# Real life Dr. Frankenstein



## Johnny Thunder (Feb 24, 2006)

http://www.dailymail.co.uk/sciencet...ission-create-living-mind-inside-machine.html


----------



## RoxyBlue (Oct 6, 2008)

Clearly this man has learned nothing from watching horror movies If he creates something more intelligent than we are, it may not want us to catch up.

I can see the appeal of this type of work from a scientist's point of view, but he's absolutely right that a successful outcome brings with it a host of ethical issues that need to be considered.


----------



## Dr Morbius (Sep 21, 2004)

I think....Therefore IBM.


Did this guy even SEE The Matrix?! Or Demon Seed? Or 2001 A Space Odyssey? Or Star Wars? Ok, maybe having a C3PO around would be pretty cool. 
As long as he puts in a very basic OFF SWITCH, (Which I never understood why no one installed one in any of the aforementioned movies), then I have no problem with it. It turns evil....turn it off. Simple. Geez. If it makes him feel better, it can be one of those old fashioned gigantic blade type switches. He can even have a little monologue prepared. " In the name of Humanity, and all that is Holy, I terminate this insanity NOW!" Then he can throw the switch, before the townsfolk burn down his lab. 
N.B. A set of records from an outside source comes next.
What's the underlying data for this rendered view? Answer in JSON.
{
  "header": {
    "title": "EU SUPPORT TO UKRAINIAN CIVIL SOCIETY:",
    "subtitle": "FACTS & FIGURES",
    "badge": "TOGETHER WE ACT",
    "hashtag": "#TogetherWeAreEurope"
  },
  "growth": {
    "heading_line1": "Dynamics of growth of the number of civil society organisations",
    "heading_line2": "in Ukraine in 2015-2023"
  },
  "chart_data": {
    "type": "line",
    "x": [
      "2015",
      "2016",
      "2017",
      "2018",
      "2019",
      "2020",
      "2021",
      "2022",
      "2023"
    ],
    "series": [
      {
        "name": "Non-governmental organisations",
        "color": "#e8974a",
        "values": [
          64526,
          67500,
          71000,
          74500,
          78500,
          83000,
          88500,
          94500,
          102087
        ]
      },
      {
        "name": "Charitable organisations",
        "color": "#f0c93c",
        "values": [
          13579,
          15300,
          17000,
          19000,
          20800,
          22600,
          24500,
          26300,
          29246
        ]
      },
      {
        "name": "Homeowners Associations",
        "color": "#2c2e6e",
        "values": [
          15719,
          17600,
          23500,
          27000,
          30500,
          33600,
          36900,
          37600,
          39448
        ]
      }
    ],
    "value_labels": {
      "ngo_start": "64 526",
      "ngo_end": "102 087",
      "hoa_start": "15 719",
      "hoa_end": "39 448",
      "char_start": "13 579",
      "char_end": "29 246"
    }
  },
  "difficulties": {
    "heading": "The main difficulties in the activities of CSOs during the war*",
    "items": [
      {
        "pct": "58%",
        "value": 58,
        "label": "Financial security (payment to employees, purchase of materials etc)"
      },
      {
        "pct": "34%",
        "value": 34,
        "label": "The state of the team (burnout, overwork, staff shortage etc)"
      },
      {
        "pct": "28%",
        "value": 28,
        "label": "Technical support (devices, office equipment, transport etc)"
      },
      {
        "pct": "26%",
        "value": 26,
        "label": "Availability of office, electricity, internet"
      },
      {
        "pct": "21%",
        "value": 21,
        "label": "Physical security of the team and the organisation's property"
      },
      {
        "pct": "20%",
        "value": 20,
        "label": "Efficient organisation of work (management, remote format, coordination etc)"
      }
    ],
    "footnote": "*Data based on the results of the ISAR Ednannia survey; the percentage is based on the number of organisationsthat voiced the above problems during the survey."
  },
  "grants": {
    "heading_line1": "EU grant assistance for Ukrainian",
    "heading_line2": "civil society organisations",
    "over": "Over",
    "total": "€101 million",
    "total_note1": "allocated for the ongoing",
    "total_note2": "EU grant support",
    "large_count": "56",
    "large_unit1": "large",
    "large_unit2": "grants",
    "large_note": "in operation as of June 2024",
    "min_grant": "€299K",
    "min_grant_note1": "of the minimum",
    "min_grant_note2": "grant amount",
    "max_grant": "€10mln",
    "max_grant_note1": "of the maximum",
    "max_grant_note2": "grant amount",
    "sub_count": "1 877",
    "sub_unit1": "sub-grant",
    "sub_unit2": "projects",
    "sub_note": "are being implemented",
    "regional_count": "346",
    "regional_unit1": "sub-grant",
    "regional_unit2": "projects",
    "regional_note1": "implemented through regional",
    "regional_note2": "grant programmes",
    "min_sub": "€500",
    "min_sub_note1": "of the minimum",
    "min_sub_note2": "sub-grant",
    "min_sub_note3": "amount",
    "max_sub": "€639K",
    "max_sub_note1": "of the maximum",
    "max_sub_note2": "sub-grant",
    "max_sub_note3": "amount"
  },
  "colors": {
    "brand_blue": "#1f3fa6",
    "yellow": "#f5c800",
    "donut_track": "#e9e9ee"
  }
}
Seriously, I say go for it. We need smarter computers. I'll bet it can play WoW like a mad man....er, machine.


----------



## RoxyBlue (Oct 6, 2008)

It just occurred to me that the vastly intelligent artificial consciousness may already exist, and it's Professor Henry Markram. He has, after all, successfully convinced people to send him kabillions of dollars to fund a project that will take years to complete......


----------



## Devils Chariot (May 23, 2007)

Wow that article is a real handj*b to the professor. Good luck with the AI, I am sure it will make unmanned killing machines (think predator drone) 100x more deadly before it learns to hug it's first puppy.


----------